Maritime piracy is an increasingly deadly danger to all that work at sea. It poses danger to the maritime commerce and global economy. This is in addition to limiting the basic right enjoyed by humanity to travel securely and liberally thereby crippling the tourism industry. Maritime piracy is a leading economic and national security threat. It is an onslaught on global economy. This is in consideration that over 80% of international trade is conducted through marine transportation.
Maritime Piracy as Security and Economic Threat
Among the least understood international security danger is the struggle to contain piracy in the Gulf of Aden, Somalia, and the Indian Ocean. Unfortunately, these are not the only fronts where piracy is a menace since it does not affect the daily lives of most people compared to cyber crime or terrorism.
Cargo owners, insurance companies, and shippers are directly affected. The security measures that companies have to put in place increase the cost of shipping. Consequently, the price of goods increases thereby affecting consumers and eventually the economy (Farrell, 2012).
Maritime piracy is increasing becoming a danger to global trade. For the United States, it is actually a national security issue given that pirates are establishing links to international terrorism. Previously, payments have been made to pirates hence expanding their activities and consequently driving up the costs of maritime trade. Pirates have used these funds to support terrorism activities in diverse regions including the Middle East and homegrown terrorism in the US.

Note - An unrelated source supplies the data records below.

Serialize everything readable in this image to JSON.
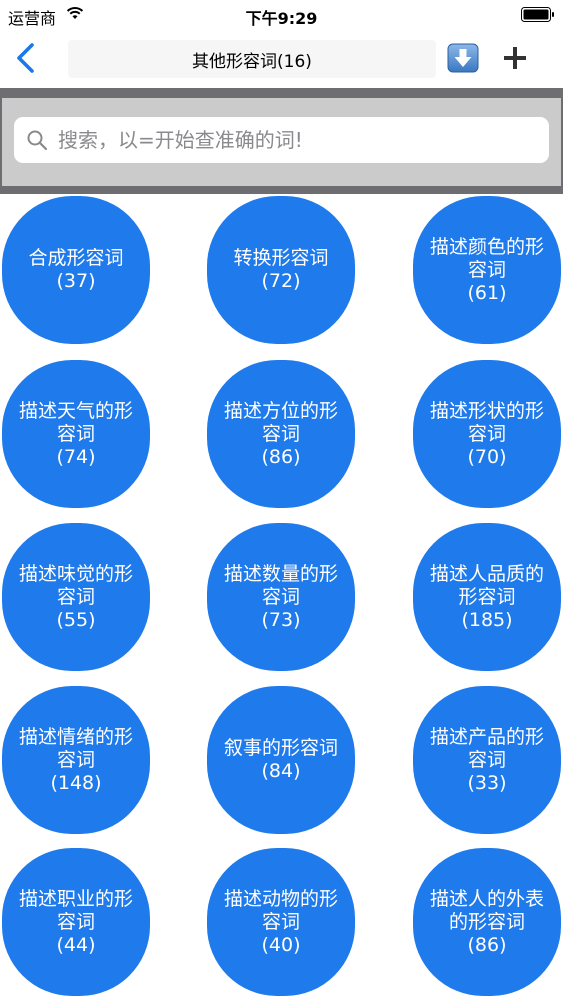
{
  "status_bar": {
    "carrier": "运营商",
    "time": "下午9:29"
  },
  "nav": {
    "title": "其他形容词(16)"
  },
  "search": {
    "placeholder": "搜索，以=开始查准确的词!"
  },
  "colors": {
    "accent": "#1f7aeb",
    "search_band": "#6e6e72",
    "search_inner": "#cbcbcb"
  },
  "categories": [
    {
      "name": "合成形容词",
      "count": "(37)"
    },
    {
      "name": "转换形容词",
      "count": "(72)"
    },
    {
      "name": "描述颜色的形容词",
      "count": "(61)"
    },
    {
      "name": "描述天气的形容词",
      "count": "(74)"
    },
    {
      "name": "描述方位的形容词",
      "count": "(86)"
    },
    {
      "name": "描述形状的形容词",
      "count": "(70)"
    },
    {
      "name": "描述味觉的形容词",
      "count": "(55)"
    },
    {
      "name": "描述数量的形容词",
      "count": "(73)"
    },
    {
      "name": "描述人品质的形容词",
      "count": "(185)"
    },
    {
      "name": "描述情绪的形容词",
      "count": "(148)"
    },
    {
      "name": "叙事的形容词",
      "count": "(84)"
    },
    {
      "name": "描述产品的形容词",
      "count": "(33)"
    },
    {
      "name": "描述职业的形容词",
      "count": "(44)"
    },
    {
      "name": "描述动物的形容词",
      "count": "(40)"
    },
    {
      "name": "描述人的外表的形容词",
      "count": "(86)"
    }
  ]
}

Pirates strategically position themselves in routes that disrupt main maritime transportation routes between Asia and Europe. It affects the flow of manufactured goods and commodities along the Horn of Africa. This acts as the strategic trade route that connects maritime commerce between the west and the east at the Gulf of Aden.

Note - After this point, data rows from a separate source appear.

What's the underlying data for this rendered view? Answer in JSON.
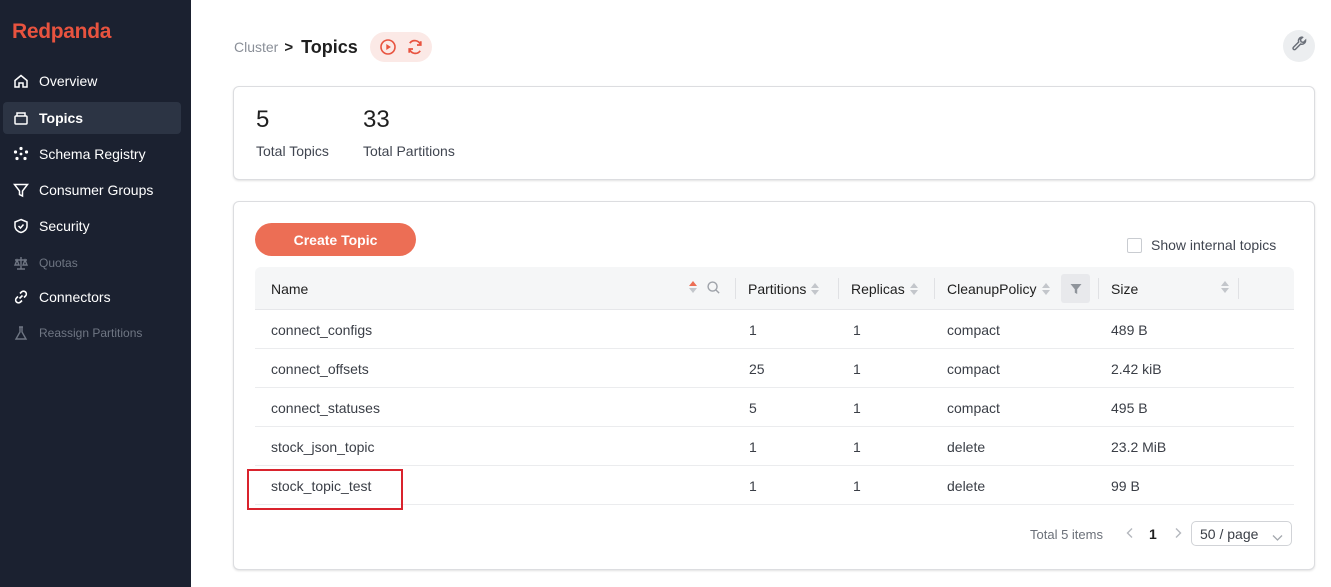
{
  "brand": {
    "name": "Redpanda",
    "accent": "#e8533f"
  },
  "sidebar": {
    "items": [
      {
        "label": "Overview",
        "icon": "home-icon"
      },
      {
        "label": "Topics",
        "icon": "topics-icon",
        "active": true
      },
      {
        "label": "Schema Registry",
        "icon": "schema-icon"
      },
      {
        "label": "Consumer Groups",
        "icon": "filter-funnel-icon"
      },
      {
        "label": "Security",
        "icon": "shield-icon"
      },
      {
        "label": "Quotas",
        "icon": "scale-icon",
        "disabled": true
      },
      {
        "label": "Connectors",
        "icon": "link-icon"
      },
      {
        "label": "Reassign Partitions",
        "icon": "flask-icon",
        "disabled": true
      }
    ]
  },
  "header": {
    "breadcrumb_root": "Cluster",
    "breadcrumb_sep": ">",
    "title": "Topics"
  },
  "stats": {
    "total_topics": {
      "value": "5",
      "label": "Total Topics"
    },
    "total_partitions": {
      "value": "33",
      "label": "Total Partitions"
    }
  },
  "toolbar": {
    "create_label": "Create Topic",
    "show_internal_label": "Show internal topics",
    "show_internal_checked": false
  },
  "table": {
    "columns": [
      "Name",
      "Partitions",
      "Replicas",
      "CleanupPolicy",
      "Size"
    ],
    "rows": [
      {
        "name": "connect_configs",
        "partitions": "1",
        "replicas": "1",
        "policy": "compact",
        "size": "489 B"
      },
      {
        "name": "connect_offsets",
        "partitions": "25",
        "replicas": "1",
        "policy": "compact",
        "size": "2.42 kiB"
      },
      {
        "name": "connect_statuses",
        "partitions": "5",
        "replicas": "1",
        "policy": "compact",
        "size": "495 B"
      },
      {
        "name": "stock_json_topic",
        "partitions": "1",
        "replicas": "1",
        "policy": "delete",
        "size": "23.2 MiB"
      },
      {
        "name": "stock_topic_test",
        "partitions": "1",
        "replicas": "1",
        "policy": "delete",
        "size": "99 B",
        "highlighted": true
      }
    ]
  },
  "pagination": {
    "total_label": "Total 5 items",
    "current_page": "1",
    "page_size": "50 / page"
  },
  "colors": {
    "sidebar_bg": "#1b2130",
    "highlight": "#d9232d",
    "button": "#ec6e55"
  }
}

In addition to the threat it poses to transportation, it destabilizes the entire maritime sector. The attacks perpetrated by pirates shatter global shipping industry at a time when the sector faces serious economic and financial hurdles (Carafano & Rodeback, 2011).
Combating Maritime Piracy
In essence, piracy is a transnational security and economic issue. As such, it should be countered using a multidimensional approach. The strategy should focus on security, prevention, international relations, and preclusion. The approach has been embraced by Indonesia and Italy.
The vast of the international community including the US has stepped up support for Kenya in combating piracy, and by extension terrorism, along the Kenya and Somali coastline. Indonesia has an exceptional evidence of fighting piracy. The cooperative patrol system adopted by Singapore, Malaysia, and Indonesia has proved to be effective. The patrols carried out in the Strait of Malacca have proved to be an effective anti-piracy program (Carafano & Rodeback, 2011).
Every country should commit full-fledge efforts in creating awareness regarding piracy. In addition, appropriate measures should be developed to keep seas safe and protect shippers and the industry. The measures taken by the US government should be augmented with the strategies adopted by Indonesia.
This includes combining efforts with enhanced regional and multilateral collaboration with diverse organizations. Unearthing and combating the root cause as deterrence should be prioritized. Dismantling criminal groups is another effective way of combating piracy. This has been proved effective by the Kenya Defense Forces’ dismantling of Al-Shabab terror networks in Somali and their continued stay in Somali and surveillance of the Indian Ocean high seas and the coastline.
It is in the interest of global economy that piracy should be viewed as a leading source of security and economic threat. Since maritime piracy leads to disruption of maritime trade flow, it affects the world as commodity prices increase. It is imperative to enhance the quality of international security commitment to combat piracy. The current trend in international cooperation is encouraging but much more require doing.
Carafano, J. J., & Rodeback, J. (2011). Taking the fight to the pirates: Applying counterterrorist methods to the threat of piracy. Web.
Farrell, L. P. (2012). Piracy: A threat to maritime security and the global economy. Web.